Les arnaques immobilières ont explosé depuis 2024, et les escrocs ont considérablement affiné leurs techniques. Faux propriétaires, annonces clonées, virements détournés : les pièges se multiplient, en location comme à l'achat. Voici 7 signaux d'alerte concrets et les réflexes qui protègent vraiment votre projet.
TL;DR : Cet article en bref
- 1 annonce sur 10 peut dissimuler une fraude : faux bien, faux propriétaire ou escroquerie au virement avant toute signature.
- 7 signaux fiables permettent de détecter une arnaque avant tout paiement : prix anormal, refus de visite, RIB suspect, pression temporelle...
- En cas de fraude avérée : stoppez les paiements, rassemblez vos preuves et déposez plainte dans un délai de 3 ans.
Arnaque immobilière : de quoi parle-t-on exactement ?
Une arnaque immobilière désigne toute escroquerie organisée autour d'une transaction, qu'il s'agisse d'une location, d'un achat ou d'une vente. L'objectif de l'escroc est de soutirer de l'argent ou des données personnelles via des biens fictifs, de fausses identités ou des documents falsifiés.
Sur le plan légal, ce type de fraude relève de l'article 313-1 du Code pénal, qui définit l'escroquerie comme passible de 5 ans d'emprisonnement et de 375 000 € d'amende. Les peines peuvent être alourdies en cas de bande organisée ou de récidive.

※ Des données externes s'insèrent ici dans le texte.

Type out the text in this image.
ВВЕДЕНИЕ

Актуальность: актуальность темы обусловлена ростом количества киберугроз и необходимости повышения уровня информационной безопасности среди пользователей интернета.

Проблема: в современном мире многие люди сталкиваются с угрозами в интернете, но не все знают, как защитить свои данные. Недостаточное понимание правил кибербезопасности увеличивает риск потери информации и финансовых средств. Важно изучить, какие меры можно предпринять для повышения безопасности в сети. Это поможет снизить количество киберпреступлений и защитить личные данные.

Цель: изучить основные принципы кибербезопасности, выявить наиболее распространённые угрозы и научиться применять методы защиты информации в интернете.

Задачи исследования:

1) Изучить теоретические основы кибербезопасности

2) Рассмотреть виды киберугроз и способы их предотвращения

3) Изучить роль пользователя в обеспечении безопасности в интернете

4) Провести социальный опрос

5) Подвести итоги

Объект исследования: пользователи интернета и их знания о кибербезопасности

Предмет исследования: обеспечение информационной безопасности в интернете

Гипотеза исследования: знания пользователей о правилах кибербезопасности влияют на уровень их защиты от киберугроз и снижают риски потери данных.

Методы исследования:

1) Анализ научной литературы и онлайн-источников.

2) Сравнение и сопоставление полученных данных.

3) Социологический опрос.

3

Les 5 arnaques immobilières les plus fréquentes en 2026
Ces 5 formes de fraude touchent autant les candidats à la location que les acheteurs, et leurs techniques évoluent constamment. Pour aller plus loin dans la prévention, nos conseils et astuces immobiliers détaillent d'autres pièges à connaître.

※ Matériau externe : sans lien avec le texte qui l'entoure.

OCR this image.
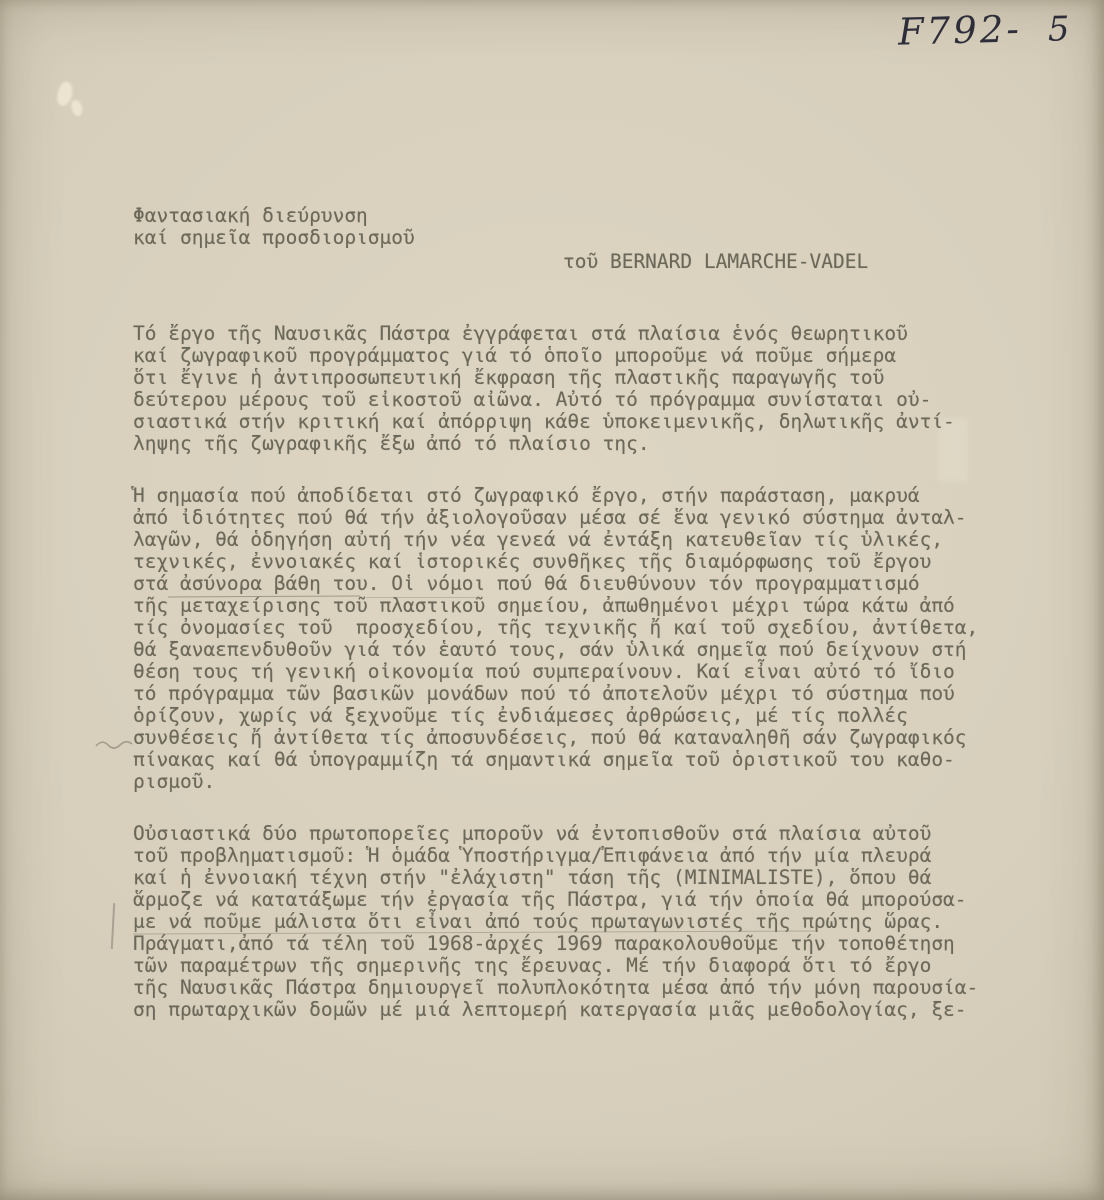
F792- 5
Φαντασιακή διεύρυνση
καί σημεῖα προσδιορισμοῦ
τοῦ BERNARD LAMARCHE-VADEL
Τό ἔργο τῆς Ναυσικᾶς Πάστρα ἐγγράφεται στά πλαίσια ἑνός θεωρητικοῦ
καί ζωγραφικοῦ προγράμματος γιά τό ὁποῖο μποροῦμε νά ποῦμε σήμερα
ὅτι ἔγινε ἡ ἀντιπροσωπευτική ἔκφραση τῆς πλαστικῆς παραγωγῆς τοῦ
δεύτερου μέρους τοῦ εἰκοστοῦ αἰῶνα. Αὐτό τό πρόγραμμα συνίσταται οὐ-
σιαστικά στήν κριτική καί ἀπόρριψη κάθε ὑποκειμενικῆς, δηλωτικῆς ἀντί-
ληψης τῆς ζωγραφικῆς ἔξω ἀπό τό πλαίσιο της.
Ἡ σημασία πού ἀποδίδεται στό ζωγραφικό ἔργο, στήν παράσταση, μακρυά
ἀπό ἰδιότητες πού θά τήν ἀξιολογοῦσαν μέσα σέ ἕνα γενικό σύστημα ἀνταλ-
λαγῶν, θά ὁδηγήση αὐτή τήν νέα γενεά νά ἐντάξη κατευθεῖαν τίς ὑλικές,
τεχνικές, ἐννοιακές καί ἱστορικές συνθῆκες τῆς διαμόρφωσης τοῦ ἔργου
στά ἀσύνορα βάθη του. Οἱ νόμοι πού θά διευθύνουν τόν προγραμματισμό
τῆς μεταχείρισης τοῦ πλαστικοῦ σημείου, ἀπωθημένοι μέχρι τώρα κάτω ἀπό
τίς ὀνομασίες τοῦ  προσχεδίου, τῆς τεχνικῆς ἤ καί τοῦ σχεδίου, ἀντίθετα,
θά ξαναεπενδυθοῦν γιά τόν ἑαυτό τους, σάν ὑλικά σημεῖα πού δείχνουν στή
θέση τους τή γενική οἰκονομία πού συμπεραίνουν. Καί εἶναι αὐτό τό ἴδιο
τό πρόγραμμα τῶν βασικῶν μονάδων πού τό ἀποτελοῦν μέχρι τό σύστημα πού
ὁρίζουν, χωρίς νά ξεχνοῦμε τίς ἐνδιάμεσες ἀρθρώσεις, μέ τίς πολλές
συνθέσεις ἤ ἀντίθετα τίς ἀποσυνδέσεις, πού θά καταναληθῆ σάν ζωγραφικός
πίνακας καί θά ὑπογραμμίζη τά σημαντικά σημεῖα τοῦ ὁριστικοῦ του καθο-
ρισμοῦ.
Οὐσιαστικά δύο πρωτοπορεῖες μποροῦν νά ἐντοπισθοῦν στά πλαίσια αὐτοῦ
τοῦ προβληματισμοῦ: Ἡ ὁμάδα Ὑποστήριγμα/Ἐπιφάνεια ἀπό τήν μία πλευρά
καί ἡ ἐννοιακή τέχνη στήν "ἐλάχιστη" τάση τῆς (MINIMALISTE), ὅπου θά
ἅρμοζε νά κατατάξωμε τήν ἐργασία τῆς Πάστρα, γιά τήν ὁποία θά μπορούσα-
με νά ποῦμε μάλιστα ὅτι εἶναι ἀπό τούς πρωταγωνιστές τῆς πρώτης ὥρας.
Πράγματι,ἀπό τά τέλη τοῦ 1968-ἀρχές 1969 παρακολουθοῦμε τήν τοποθέτηση
τῶν παραμέτρων τῆς σημερινῆς της ἔρευνας. Μέ τήν διαφορά ὅτι τό ἔργο
τῆς Ναυσικᾶς Πάστρα δημιουργεῖ πολυπλοκότητα μέσα ἀπό τήν μόνη παρουσία-
ση πρωταρχικῶν δομῶν μέ μιά λεπτομερή κατεργασία μιᾶς μεθοδολογίας, ξε-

Nous recommandons de toujours croiser les informations d'une annonce sur au moins 2 sources indépendantes : vérifiez les photos via une recherche d'image inversée (Google Images ou TinEye), comparez le prix avec les transactions récentes de la base DVF, et consultez le registre de la CCI si un professionnel est impliqué.
La fausse annonce de location
L'annonce porte sur un bien inexistant ou déjà loué, publié à un prix volontairement attractif avec des photos volées sur d'autres plateformes. L'escroc réclame un acompte ou des frais de dossier avant toute visite. Une fois le paiement reçu, il disparaît sans laisser de trace.
Le faux propriétaire ou agent immobilier
Ce type de fraude repose sur l'usurpation d'identité d'un vrai propriétaire, ou sur la mise en scène d'un faux professionnel dépourvu de carte T. Le scénario suit généralement le même enchaînement :
- accès au bien obtenu via des clés volées ou dupliquées
- présentation d'un contrat de bail ou d'une promesse de vente falsifiés
- encaissement du dépôt de garantie et du premier loyer
- disparition soudaine de l'interlocuteur
L'arnaque au virement ou acompte frauduleux
Une demande urgente de virement arrive avant toute signature, sous prétexte de "réserver" le bien ou de couvrir des frais de dossier. Le RIB fourni appartient à un tiers ou à un compte domicilié à l'étranger. La pression temporelle ("le bien part demain") pousse à décider en quelques heures. Résultat : l'argent est perdu, et aucun bien n'existe en contrepartie.
L'annonce trop alléchante (prix sous le marché)
Un prix affiché 30 à 50 % en dessous du marché local attire immédiatement les candidats. Le prétexte avancé est toujours crédible : départ urgent, mutation professionnelle, héritage à liquider rapidement. L'objectif réel est d'appâter les personnes pressées pour extorquer un acompte avant qu'elles ne vérifient les prix pratiqués dans le secteur.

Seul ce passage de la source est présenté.